A nine-year-old girl with severe and profound intellectual disabilities was riding her bicycle on the 1200-block of Cape Cod Lane in Pingree Grove, Illinois, last Friday afternoon. A 41-year-old man from Venezuela grabbed her off that bike, shoved her into a car, and sexually assaulted her.

His name is Janio Gionel Velasquez-Muro. He entered the country illegally through California in 2022. The Biden Administration released him.

Velasquez-Muro fled the scene after the attack, but Pingree Grove police and Kane County investigators tracked him down through surveillance video and neighborhood canvasses. He was arrested on June 30, 2026. A judge ordered him held in the Kane County Jail pending trial, with his next court date set for July 16.

The charges tell you exactly what happened: aggravated kidnapping of a child, predatory criminal sexual assault, aggravated criminal sexual abuse, and sexual exploitation of a child. Four charges. Every one of them involving a child who can't fully speak for herself.

Pingree Grove Police Chief Christopher Harris said, "The swift response of our officers, investigators, and law enforcement partners resulted in the rapid identification and apprehension of a suspect." That's good police work, and it matters. But a swift response still means the crime already happened.

On July 9, ICE lodged a detainer against Velasquez-Muro and publicly asked Governor J.B. Pritzker and Illinois sanctuary politicians not to release him.
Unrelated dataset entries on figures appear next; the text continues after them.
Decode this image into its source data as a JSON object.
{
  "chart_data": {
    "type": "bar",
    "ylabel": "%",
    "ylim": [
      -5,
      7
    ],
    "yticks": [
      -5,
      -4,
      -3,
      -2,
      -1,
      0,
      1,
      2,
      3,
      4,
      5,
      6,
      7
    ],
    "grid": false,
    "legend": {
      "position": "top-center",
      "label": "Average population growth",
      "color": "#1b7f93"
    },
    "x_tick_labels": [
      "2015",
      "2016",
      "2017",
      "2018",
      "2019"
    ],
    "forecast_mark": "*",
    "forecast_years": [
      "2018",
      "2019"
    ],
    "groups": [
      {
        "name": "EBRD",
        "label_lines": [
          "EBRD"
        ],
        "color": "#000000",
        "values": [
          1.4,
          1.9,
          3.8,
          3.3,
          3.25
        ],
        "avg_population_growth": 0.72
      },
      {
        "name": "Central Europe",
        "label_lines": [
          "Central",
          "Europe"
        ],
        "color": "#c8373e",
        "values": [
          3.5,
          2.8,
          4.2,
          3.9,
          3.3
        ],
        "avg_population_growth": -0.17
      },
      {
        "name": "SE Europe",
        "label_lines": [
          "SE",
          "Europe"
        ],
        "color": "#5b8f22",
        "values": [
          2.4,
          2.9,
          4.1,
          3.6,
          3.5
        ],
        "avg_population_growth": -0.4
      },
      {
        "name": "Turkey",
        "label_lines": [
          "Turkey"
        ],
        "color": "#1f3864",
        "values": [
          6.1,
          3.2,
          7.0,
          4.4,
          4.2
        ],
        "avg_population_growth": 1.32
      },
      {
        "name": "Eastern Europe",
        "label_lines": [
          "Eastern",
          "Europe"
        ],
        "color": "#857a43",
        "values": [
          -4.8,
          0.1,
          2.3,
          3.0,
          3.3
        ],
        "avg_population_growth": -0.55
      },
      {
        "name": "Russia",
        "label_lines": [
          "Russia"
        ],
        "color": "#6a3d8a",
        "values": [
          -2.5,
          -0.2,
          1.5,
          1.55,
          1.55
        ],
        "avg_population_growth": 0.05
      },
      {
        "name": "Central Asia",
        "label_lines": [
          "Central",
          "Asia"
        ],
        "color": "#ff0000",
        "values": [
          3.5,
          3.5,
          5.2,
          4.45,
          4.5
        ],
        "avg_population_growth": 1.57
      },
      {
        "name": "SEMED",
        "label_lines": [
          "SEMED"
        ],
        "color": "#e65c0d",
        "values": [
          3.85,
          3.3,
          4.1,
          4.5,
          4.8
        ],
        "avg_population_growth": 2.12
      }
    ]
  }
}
The fact that ICE has to make that request publicly — to beg a governor not to spring an accused child rapist — tells you everything about sanctuary policy in practice.

Acting Assistant Secretary Lauren Bis didn't mince words: "This criminal illegal alien kidnapped and sexually assaulted a 9-year-old girl. This monster abducted this child while she was riding her bike."

Illinois is a sanctuary state. That means local law enforcement is restricted from cooperating with ICE detainers. The DHS press release that accompanied the detainer request listed seven additional cases of crimes committed by illegal aliens in Illinois between 2024 and 2025. Seven more cases. One state.

The people who built these sanctuary policies will tell you they're about protecting immigrant communities and building trust with law enforcement. They'll frame opposition as nativism or fear-mongering. They'll point to studies about crime rates among immigrant populations versus native-born citizens.

Here's what the studies don't cover: a specific nine-year-old girl on a specific street in Kane County who was on her bicycle in her own neighborhood on a Friday afternoon. She had severe intellectual disabilities. She wasn't a data point in an immigration policy debate. She was a kid riding her bike.

Velasquez-Muro walked into California in 2022 and was released into the interior of the country. He ended up in Hampshire, Illinois. Between that release and June 30, 2026, no one removed him. No one flagged him. The system processed him and moved on.

Every sanctuary policy has a theory. And every theory eventually meets a Cape Cod Lane.